L’oeuvre éponyme du titre de cette exposition, présentée en vitrine, est le point de départ de ses recherches sur le sujet. Elle met en scène divers objets associés à l’espace domestique, peints en noir, assemblés de manière séquentielle et placés sur des étagères ornées de lignes bleues reliées par une ligne rouge verticale. À partir de simples indices visuels, notre oeil comprend rapidement qu’il s’agit d’objets qui se comportent comme une série de logogrammes sur une page. Cette transposition en volume de ce que nous analysons habituellement sous un prisme bidimensionnel nous fait ainsi prendre conscience des logiques derrière l’écriture : l’association de symboles visuels dans une structure linéaire, la recherche de sens par segmentation, le support comme cadre physique de l’écrit.

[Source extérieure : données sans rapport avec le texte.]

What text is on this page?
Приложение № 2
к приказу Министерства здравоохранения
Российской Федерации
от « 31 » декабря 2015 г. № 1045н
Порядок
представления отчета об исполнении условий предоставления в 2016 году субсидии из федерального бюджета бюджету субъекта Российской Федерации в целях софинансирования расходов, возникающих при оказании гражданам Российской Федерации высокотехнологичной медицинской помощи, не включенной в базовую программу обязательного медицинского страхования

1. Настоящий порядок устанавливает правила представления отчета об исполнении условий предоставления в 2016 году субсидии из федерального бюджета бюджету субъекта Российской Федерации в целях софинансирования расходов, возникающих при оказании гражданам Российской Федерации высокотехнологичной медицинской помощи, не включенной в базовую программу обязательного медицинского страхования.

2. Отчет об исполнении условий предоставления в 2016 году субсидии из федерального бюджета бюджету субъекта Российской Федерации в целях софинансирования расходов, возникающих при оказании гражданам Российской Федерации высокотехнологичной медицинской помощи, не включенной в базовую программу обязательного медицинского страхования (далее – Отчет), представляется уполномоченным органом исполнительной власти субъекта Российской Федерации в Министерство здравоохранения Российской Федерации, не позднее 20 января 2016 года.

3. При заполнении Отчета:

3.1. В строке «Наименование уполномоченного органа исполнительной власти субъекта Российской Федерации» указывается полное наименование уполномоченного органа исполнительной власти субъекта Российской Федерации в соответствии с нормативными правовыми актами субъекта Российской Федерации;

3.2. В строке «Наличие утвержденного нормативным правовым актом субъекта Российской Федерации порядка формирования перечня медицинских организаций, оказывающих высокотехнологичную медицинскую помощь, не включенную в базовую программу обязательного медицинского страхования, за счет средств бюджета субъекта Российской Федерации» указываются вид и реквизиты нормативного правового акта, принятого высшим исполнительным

Dans la volonté de construire ce nouveau langage textuel, l’artiste a poursuivi son raisonnement et conçu un système de graphèmes à partir de ces objets. Vingt-six caractères-objets ont été modélisés numériquement et reproduits grâce à l’impression 3D. Ils sont présentés à l’entrée comme une collection de bibelots dans « Police de caractères : Objet », et donnent lieu à des variations typographiques dans « objet | objet | objet ». Dans cette dernière oeuvre, le mot objet a été imprimé selon trois déclinaisons : le caractère régulier surligné, en italique et en gras. Dans une confusion entre signifiant et signifié, l’artiste souligne ainsi un mécanisme autoréférentiel que permet le lien entre l’écrit et l’objet.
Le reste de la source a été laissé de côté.